Rappel : selon une jurisprudence bien établie, les associés majoritaires d’une société ne commettent un abus de majorité que lorsqu’ils imposent une décision qui porte atteinte à l’intérêt social et aboutit à une rupture d’égalité entre les associés au détriment des minoritaires.

Or dans cette affaire, un associé minoritaire (43,36 %) reprochait aux majoritaires d’avoir affecté la totalité du bénéfice (550.000 €) à un compte de réserves, le privant ainsi de dividendes.

Notons que, selon la jurisprudence ci-dessus, cette seule décision de ne pas distribuer de dividendes ne constitue pas un abus de majorité. Elle n’est pas contraire à l’intérêt de la société et elle n’entraîne pas de rupture d’égalité dans la mesure où elle a pour conséquence de priver de dividendes aussi bien les associés minoritaires que les majoritaires.

Mais en l’occurrence, il se trouve que les associés majoritaires bénéficiaient, par leurs fonctions de direction au sein de la société, de rémunérations ou d’avantages en nature, dont l’associé minoritaire ne bénéficiait pas. C’est donc à ce titre que celui-ci considérait qu’il y avait rupture d’égalité, dans le sens où les associés majoritaires étaient les seuls à profiter des bénéfices de la société, via leurs rémunérations.

LES JUGES

Dans un premier temps, la cour d’appel donne raison à l’associé minoritaire, considérant comme lui que la mise en réserve de la totalité du bénéfice constituait, au préjudice de l’associé minoritaire, une rupture d’égalité dès lors que les associés majoritaires bénéficiaient de rémunérations alors que lui-même n’en bénéficiait pas.

Mais la Cour de cassation casse et annule cet arrêt.

Celle-ci remarque en effet qu’en se bornant à mettre en avant le seul fait que les associés majoritaires avaient perçu, à raison de leurs fonctions de direction, des rémunérations ou des avantages en nature, sans rechercher si ces rémunérations étaient injustifiées ou excessives et si, partant, elles aboutissaient à ce que les sommes mises en réserve soient détournées, au moins partiellement, au profit des associés majoritaires et au détriment de l’associé minoritaire, la cour d’appel a privé sa décision de base légale.

L’affaire est donc renvoyée pour être rejugée.

Mais dans l’immédiat, cette décision nous apporte un nouvel enseignement, à savoir que des associés majoritaires ont parfaitement le droit de voter contre la distribution de dividendes alors même qu’ils sont les seuls à être rémunérés par la société, pourvu que leurs rémunérations ne soient pas injustifiées ou excessives.
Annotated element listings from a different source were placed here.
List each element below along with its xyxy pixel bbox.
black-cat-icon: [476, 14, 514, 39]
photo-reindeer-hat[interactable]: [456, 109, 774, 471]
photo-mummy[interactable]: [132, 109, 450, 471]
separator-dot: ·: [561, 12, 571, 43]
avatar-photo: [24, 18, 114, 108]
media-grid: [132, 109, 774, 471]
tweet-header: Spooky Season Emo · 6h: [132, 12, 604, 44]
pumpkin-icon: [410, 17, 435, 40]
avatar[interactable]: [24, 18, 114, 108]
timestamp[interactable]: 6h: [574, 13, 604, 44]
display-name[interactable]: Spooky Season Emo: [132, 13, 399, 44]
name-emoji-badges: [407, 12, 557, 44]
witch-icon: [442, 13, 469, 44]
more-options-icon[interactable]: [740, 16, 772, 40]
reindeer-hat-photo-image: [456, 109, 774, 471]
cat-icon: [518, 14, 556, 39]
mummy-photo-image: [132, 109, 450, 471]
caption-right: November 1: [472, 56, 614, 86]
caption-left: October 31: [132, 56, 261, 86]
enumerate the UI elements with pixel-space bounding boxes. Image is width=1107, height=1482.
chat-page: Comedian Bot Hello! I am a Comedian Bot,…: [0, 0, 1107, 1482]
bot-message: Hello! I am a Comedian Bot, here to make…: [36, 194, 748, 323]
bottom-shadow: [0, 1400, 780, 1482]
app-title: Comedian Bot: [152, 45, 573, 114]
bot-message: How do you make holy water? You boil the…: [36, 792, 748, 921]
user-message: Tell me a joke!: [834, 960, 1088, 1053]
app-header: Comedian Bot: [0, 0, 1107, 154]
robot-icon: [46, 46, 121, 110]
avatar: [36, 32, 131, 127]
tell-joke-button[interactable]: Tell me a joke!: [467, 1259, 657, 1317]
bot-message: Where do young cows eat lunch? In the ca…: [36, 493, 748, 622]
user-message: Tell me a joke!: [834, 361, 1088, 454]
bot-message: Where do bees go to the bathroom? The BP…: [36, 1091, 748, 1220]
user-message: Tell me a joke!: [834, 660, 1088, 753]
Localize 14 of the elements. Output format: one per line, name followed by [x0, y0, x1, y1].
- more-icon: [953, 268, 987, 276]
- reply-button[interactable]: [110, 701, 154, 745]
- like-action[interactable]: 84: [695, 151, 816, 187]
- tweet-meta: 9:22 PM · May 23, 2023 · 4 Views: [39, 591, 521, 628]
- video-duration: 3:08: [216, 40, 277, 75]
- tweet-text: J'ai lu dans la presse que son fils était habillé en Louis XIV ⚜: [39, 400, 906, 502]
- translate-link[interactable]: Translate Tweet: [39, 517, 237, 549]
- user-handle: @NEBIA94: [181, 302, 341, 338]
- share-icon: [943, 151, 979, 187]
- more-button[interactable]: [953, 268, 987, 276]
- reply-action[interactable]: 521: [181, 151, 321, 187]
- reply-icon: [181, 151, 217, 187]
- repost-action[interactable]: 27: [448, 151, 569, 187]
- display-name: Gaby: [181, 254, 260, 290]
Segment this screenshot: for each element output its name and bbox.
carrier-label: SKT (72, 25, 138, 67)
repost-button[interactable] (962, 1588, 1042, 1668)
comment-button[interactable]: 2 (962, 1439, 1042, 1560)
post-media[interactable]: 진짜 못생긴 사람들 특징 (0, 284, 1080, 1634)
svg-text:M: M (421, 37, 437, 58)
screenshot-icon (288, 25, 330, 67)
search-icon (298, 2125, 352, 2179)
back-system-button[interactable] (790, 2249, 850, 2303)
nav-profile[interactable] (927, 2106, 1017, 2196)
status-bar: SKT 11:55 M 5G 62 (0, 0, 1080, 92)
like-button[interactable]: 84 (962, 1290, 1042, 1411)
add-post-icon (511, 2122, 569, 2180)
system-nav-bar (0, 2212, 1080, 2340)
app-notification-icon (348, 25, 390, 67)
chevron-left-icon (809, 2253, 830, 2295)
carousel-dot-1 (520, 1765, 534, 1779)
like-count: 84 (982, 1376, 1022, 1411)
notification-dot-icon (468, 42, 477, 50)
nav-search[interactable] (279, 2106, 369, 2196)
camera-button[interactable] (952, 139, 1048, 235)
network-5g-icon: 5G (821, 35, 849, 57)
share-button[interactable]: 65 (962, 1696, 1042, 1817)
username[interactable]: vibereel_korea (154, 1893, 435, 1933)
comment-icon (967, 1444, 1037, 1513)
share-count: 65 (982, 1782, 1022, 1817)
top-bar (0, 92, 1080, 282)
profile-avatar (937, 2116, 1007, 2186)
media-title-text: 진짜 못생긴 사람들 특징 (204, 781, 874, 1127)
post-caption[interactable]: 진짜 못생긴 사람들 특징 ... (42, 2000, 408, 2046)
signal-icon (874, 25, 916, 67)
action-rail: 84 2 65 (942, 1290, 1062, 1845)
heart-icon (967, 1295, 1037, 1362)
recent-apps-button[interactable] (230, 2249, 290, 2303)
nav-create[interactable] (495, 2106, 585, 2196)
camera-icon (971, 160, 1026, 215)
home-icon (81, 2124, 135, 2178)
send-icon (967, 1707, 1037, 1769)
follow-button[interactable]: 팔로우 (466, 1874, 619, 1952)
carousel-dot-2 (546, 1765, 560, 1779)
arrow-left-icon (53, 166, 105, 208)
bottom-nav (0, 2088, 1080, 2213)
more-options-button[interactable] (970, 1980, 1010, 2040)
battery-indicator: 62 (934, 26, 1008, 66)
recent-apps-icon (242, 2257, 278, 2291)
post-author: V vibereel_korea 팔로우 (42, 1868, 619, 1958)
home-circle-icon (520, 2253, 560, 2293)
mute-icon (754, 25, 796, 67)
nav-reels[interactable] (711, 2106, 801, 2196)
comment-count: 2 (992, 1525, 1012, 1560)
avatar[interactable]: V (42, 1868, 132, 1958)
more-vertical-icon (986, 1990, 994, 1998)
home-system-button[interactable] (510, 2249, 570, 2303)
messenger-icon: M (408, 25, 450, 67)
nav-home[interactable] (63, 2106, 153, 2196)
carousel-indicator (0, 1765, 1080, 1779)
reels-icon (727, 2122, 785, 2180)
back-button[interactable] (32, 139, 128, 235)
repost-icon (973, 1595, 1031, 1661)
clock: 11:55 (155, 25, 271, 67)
Néanmoins attention : rappelons que si ce refus de distribuer des dividendes devient systématique, privant ainsi les associés minoritaires de dividendes pendant plusieurs années, il peut constituer un abus de majorité s’il n’est pas clairement justifié, notamment s’il n’a pas pour objet de faire face à des investissements importants ou d’améliorer la trésorerie de la société.